Non-residents’ net investments in equity capital (other than reinvestment of earnings) also increased to $141 million from $1 million in the comparable month in 2020.
The notable expansion was due to the improvement in equity capital placements by 80.0 percent to $154 million from $86 million and the decline in equity capital withdrawals by 84.1 percent to $13 million from $85 million.
Beltran said the considerable year-on-year increase in net debt instruments continued to contribute to the growth in FDIs observed in the first 10 months of 2021.
He said the proposed Capital Markets Development Act (House Bill 9343) would further increase demand for financial securities and support the continued growth of FDI.

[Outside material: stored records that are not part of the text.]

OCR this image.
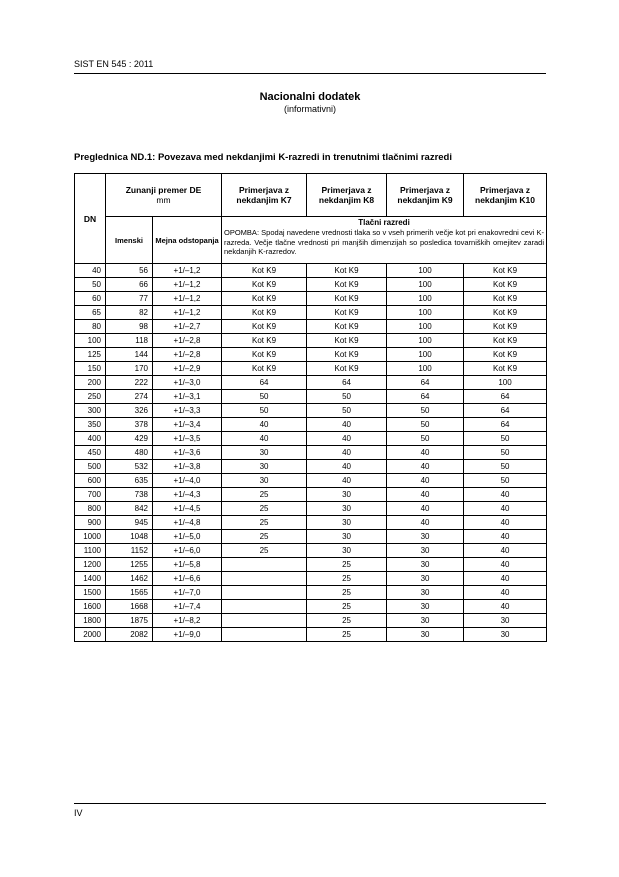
SIST EN 545 : 2011
Nacionalni dodatek
(informativni)
Preglednica ND.1: Povezava med nekdanjimi K-razredi in trenutnimi tlačnimi razredi
DN	Zunanji premer DE
mm		Primerjava z nekdanjim K7	Primerjava z nekdanjim K8	Primerjava z nekdanjim K9	Primerjava z nekdanjim K10
	Imenski	Mejna odstopanja	Tlačni razredi
OPOMBA: Spodaj navedene vrednosti tlaka so v vseh primerih večje kot pri enakovredni cevi K-razreda. Večje tlačne vrednosti pri manjših dimenzijah so posledica tovarniških omejitev zaradi nekdanjih K-razredov.			

40	56	+1/–1,2	Kot K9	Kot K9	100	Kot K9
50	66	+1/–1,2	Kot K9	Kot K9	100	Kot K9
60	77	+1/–1,2	Kot K9	Kot K9	100	Kot K9
65	82	+1/–1,2	Kot K9	Kot K9	100	Kot K9
80	98	+1/–2,7	Kot K9	Kot K9	100	Kot K9
100	118	+1/–2,8	Kot K9	Kot K9	100	Kot K9
125	144	+1/–2,8	Kot K9	Kot K9	100	Kot K9
150	170	+1/–2,9	Kot K9	Kot K9	100	Kot K9
200	222	+1/–3,0	64	64	64	100
250	274	+1/–3,1	50	50	64	64
300	326	+1/–3,3	50	50	50	64
350	378	+1/–3,4	40	40	50	64
400	429	+1/–3,5	40	40	50	50
450	480	+1/–3,6	30	40	40	50
500	532	+1/–3,8	30	40	40	50
600	635	+1/–4,0	30	40	40	50
700	738	+1/–4,3	25	30	40	40
800	842	+1/–4,5	25	30	40	40
900	945	+1/–4,8	25	30	40	40
1000	1048	+1/–5,0	25	30	30	40
1100	1152	+1/–6,0	25	30	30	40
1200	1255	+1/–5,8		25	30	40
1400	1462	+1/–6,6		25	30	40
1500	1565	+1/–7,0		25	30	40
1600	1668	+1/–7,4		25	30	40
1800	1875	+1/–8,2		25	30	30
2000	2082	+1/–9,0		25	30	30
IV
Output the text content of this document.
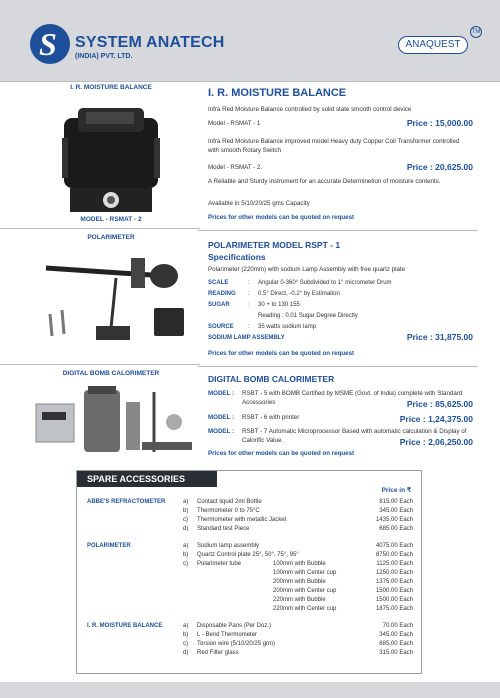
S SYSTEM ANATECH
(INDIA) PVT. LTD.
TM
ANAQUEST
I. R. MOISTURE BALANCE
MODEL - RSMAT - 2
POLARIMETER
DIGITAL BOMB CALORIMETER
I. R. MOISTURE BALANCE
Infra Red Moisture Balance controlled by solid state smooth control device
Model - RSMAT - 1	Price : 15,000.00
Infra Red Moisture Balance improved model Heavy duty Copper Coil Transformer controlled with smooth Rotary Switch
Model - RSMAT - 2.	Price : 20,625.00
A Reliable and Sturdy instrument for an accurate Determinetion of moisture contents.
Available in 5/10/20/25 gms Capacity
Prices for other models can be quoted on request
POLARIMETER MODEL RSPT - 1
Specifications
Polarimeter (220mm) with sodium Lamp Assembly with free quartz plate
SCALE	: Angular 0-360° Subdivided to 1° micrometer Drum
READING : 0.5° Direct, -0.2° by Estimation
SUGAR	: 30 + to 130 155
Reading : 0.01 Sugar Degree Directly
SOURCE : 35 watts sodium lamp
SODIUM LAMP ASSEMBLY	Price : 31,875.00
Prices for other models can be quoted on request
DIGITAL BOMB CALORIMETER
MODEL : RSBT - 5 with BOMB Certified by MSME (Govt. of India) complete with Standard Accessories	Price : 85,625.00
MODEL : RSBT - 6 with printer	Price : 1,24,375.00
MODEL : RSBT - 7 Automatic Microprocessor Based with automatic calculation & Display of Calorific Value.	Price : 2,06,250.00
Prices for other models can be quoted on request
SPARE ACCESSORIES
Price in ₹
ABBE'S REFRACTOMETER	a) Contact liquid 2ml Bottle	815.00 Each
b) Thermometer 0 to 75°C	345.00 Each
c) Thermometer with metallic Jacket	1435.00 Each
d) Standard test Piece	685.00 Each
POLARIMETER	a) Sodium lamp assembly	4075.00 Each
b) Quartz Control plate 25°, 50°, 75°, 95°	8750.00 Each
c) Polarimeter tube	100mm with Bubble	1125.00 Each
100mm with Center cup	1250.00 Each
200mm with Bubble	1375.00 Each
200mm with Center cup	1500.00 Each
220mm with Bubble	1500.00 Each
220mm with Center cup	1875.00 Each
I. R. MOISTURE BALANCE	a) Disposable Pans (Per Doz.)	70.00 Each
b) L - Bend Thermometer	345.00 Each
c) Torsion wire (5/10/20/25 grm)	685.00 Each
d) Red Filter glass	315.00 Each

“Additionally, the recently passed amendments to the Retail Trade Liberalization Act, along with other economic liberalization reforms such as the amendments to the Foreign Investment Act and the Public Service Act, if passed, will be instrumental in mobilizing more investments into the country and resume the path to an investment-led growth,” Beltran said.
The BSP revised upward the target for net inflows of foreign direct investments in 2021 to $8 billion from $7 billion previously, taking into account the improving global economic outlook.